LONDON — Inflation in September jumped to its highest level in five years, as Brexit continues to push up the cost of living in the UK.
The UK’s Consumer Prices Index (CPI) inflation rate — the key measure of inflation — was 3% in September, up from 2.9% in the previous month, according to the Office for National Statistics.
September’s figure marks the first time since April 2012 that prices have increased by 3% or more.
CPI measures the weighted average of prices of a basket of goods and services, such as food, transportation, and medical care.
CPIH, a measure which includes costs associated with maintaining a home — and which the ONS cites as a more useful indicator of living costs than CPI — was 2.8% in the month, up from 2.7% in August
The chart below illustrates the sharp rise in inflation following last year’s Brexit vote. OOH represents owner occupiers’ housing costs, which measures the cost of owning, maintaining, and living in one’s own home:
The sharp fall in the value of the pound following the UK’s vote to leave the EU last year has raised the cost of imports and pushed up the rate of inflation. Most major forecasters believe that inflation’s peak is likely to be somewhere around the 3% mark it reached in September.
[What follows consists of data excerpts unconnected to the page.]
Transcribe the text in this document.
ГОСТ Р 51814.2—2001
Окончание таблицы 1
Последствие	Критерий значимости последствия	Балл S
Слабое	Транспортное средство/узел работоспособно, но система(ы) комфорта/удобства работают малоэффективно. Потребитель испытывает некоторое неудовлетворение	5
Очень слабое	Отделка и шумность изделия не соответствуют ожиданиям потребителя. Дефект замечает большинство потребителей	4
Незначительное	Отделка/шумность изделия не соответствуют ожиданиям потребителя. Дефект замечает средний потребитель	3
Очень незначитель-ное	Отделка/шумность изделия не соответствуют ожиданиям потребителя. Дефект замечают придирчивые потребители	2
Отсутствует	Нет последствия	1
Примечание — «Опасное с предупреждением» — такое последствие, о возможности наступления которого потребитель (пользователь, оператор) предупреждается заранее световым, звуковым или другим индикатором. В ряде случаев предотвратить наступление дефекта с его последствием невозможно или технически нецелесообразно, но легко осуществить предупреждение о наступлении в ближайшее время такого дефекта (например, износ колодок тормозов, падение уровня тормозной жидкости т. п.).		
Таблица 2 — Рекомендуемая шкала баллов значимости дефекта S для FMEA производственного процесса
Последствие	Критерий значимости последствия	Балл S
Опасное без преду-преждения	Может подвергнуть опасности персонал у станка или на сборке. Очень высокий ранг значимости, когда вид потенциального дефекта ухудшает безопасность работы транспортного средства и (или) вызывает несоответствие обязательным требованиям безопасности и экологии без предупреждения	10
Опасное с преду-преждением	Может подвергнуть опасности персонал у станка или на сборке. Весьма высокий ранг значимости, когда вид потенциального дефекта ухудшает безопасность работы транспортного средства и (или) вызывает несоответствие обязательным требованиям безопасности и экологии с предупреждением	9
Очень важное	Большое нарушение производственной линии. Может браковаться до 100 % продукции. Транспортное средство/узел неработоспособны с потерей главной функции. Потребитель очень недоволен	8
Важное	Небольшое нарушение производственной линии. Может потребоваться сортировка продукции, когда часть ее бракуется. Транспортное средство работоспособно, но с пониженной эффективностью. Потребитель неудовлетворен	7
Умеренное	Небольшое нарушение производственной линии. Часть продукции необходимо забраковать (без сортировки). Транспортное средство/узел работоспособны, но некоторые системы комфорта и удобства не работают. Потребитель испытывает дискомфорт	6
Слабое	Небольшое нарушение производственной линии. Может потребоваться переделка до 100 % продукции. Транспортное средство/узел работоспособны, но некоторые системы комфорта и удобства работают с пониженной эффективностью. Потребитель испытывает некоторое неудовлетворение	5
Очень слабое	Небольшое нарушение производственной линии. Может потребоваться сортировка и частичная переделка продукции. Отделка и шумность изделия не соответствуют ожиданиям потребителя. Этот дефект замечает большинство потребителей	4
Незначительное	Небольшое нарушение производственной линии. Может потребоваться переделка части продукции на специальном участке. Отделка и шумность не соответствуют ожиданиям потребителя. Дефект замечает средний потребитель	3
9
Inflation’s impact on the British economy is being exacerbated by the fact that real wages are actually growing more slowly than prices are rising, meaning that the average Brit is actually seeing the amount of money they have to spend decrease.
The ONS’ latest wage growth numbers will be released on Wednesday, helping to create a fuller picture of just how intense the squeeze on Britain’s consumers is right now.